The U.S. Department of State, the U.S. Department of the Treasury’s Office of Foreign Assets Control (OFAC), and the U.S. Coast Guard has issued an advisory to those engaged or involved in trade in the maritime industry and energy and metals sectors on typologies used to facilitate illicit trade, particularly linked to Iran, North Korea, and Syria.
The lengthy report, which follows and expands on advisories issued in 2018 and 2019, contains specific guidance for various actors in the maritime sector including: maritime insurance companies; flag registry managers; port state control authorities; shipping industry associations; trading, supplier and brokering companies; financial institutions; ship owners, operators and charterers; classification societies; vessel captains; and crewing companies.
Some of the typologies include:
- disabling the Automatic Identification System (AIS) on vessels
- physically altering vessel identification
- falsifying cargo and vessel documents
- ship-to-ship transfers
- voyage irregularities
- false flags or "flag hopping"
- complex ownership or management structures.
Best practices for identifying these typologies include risk-based due diligence and monitoring on customers and supply chains, formal compliance programmes, and including contractual protections in documentation.

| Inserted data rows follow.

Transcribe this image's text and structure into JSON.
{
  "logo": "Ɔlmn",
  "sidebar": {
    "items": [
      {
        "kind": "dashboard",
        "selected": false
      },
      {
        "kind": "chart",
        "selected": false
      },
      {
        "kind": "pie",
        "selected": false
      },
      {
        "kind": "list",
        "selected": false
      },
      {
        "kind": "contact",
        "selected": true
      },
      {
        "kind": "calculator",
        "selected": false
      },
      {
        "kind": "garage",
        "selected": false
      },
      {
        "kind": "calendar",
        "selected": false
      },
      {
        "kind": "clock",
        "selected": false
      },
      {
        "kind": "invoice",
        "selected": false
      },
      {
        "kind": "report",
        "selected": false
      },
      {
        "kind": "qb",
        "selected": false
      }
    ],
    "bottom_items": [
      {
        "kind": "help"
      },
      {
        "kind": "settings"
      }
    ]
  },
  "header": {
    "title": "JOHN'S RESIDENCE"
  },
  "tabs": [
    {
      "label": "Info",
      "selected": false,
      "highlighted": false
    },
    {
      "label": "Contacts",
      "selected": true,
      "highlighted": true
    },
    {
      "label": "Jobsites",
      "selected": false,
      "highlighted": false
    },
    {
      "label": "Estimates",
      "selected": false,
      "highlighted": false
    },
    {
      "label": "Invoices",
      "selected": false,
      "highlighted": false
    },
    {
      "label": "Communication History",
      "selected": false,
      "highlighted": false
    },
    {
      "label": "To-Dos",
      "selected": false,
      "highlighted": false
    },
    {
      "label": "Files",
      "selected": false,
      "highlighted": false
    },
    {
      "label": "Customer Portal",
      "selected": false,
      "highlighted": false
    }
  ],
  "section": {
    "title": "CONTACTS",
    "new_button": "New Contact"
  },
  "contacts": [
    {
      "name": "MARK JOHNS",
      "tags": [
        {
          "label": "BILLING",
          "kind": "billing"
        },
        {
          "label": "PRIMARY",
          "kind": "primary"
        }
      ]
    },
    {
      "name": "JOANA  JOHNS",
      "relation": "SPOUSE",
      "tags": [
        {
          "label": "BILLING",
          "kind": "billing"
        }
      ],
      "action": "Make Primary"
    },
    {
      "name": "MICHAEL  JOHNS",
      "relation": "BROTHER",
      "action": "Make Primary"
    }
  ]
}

Approximately 90 percent of global trade involves maritime transportation. Malign actors constantly seek novel ways to exploit global supply chains for their benefit... We recommend that persons conducting any transportation or trade involving the maritime sector continue to be vigilant against the following tactics in order to limit the risk of involvement with sanctionable or illicit activity, and that they exercise heightened due diligence with respect to shipments that transit areas they determine to present high risk.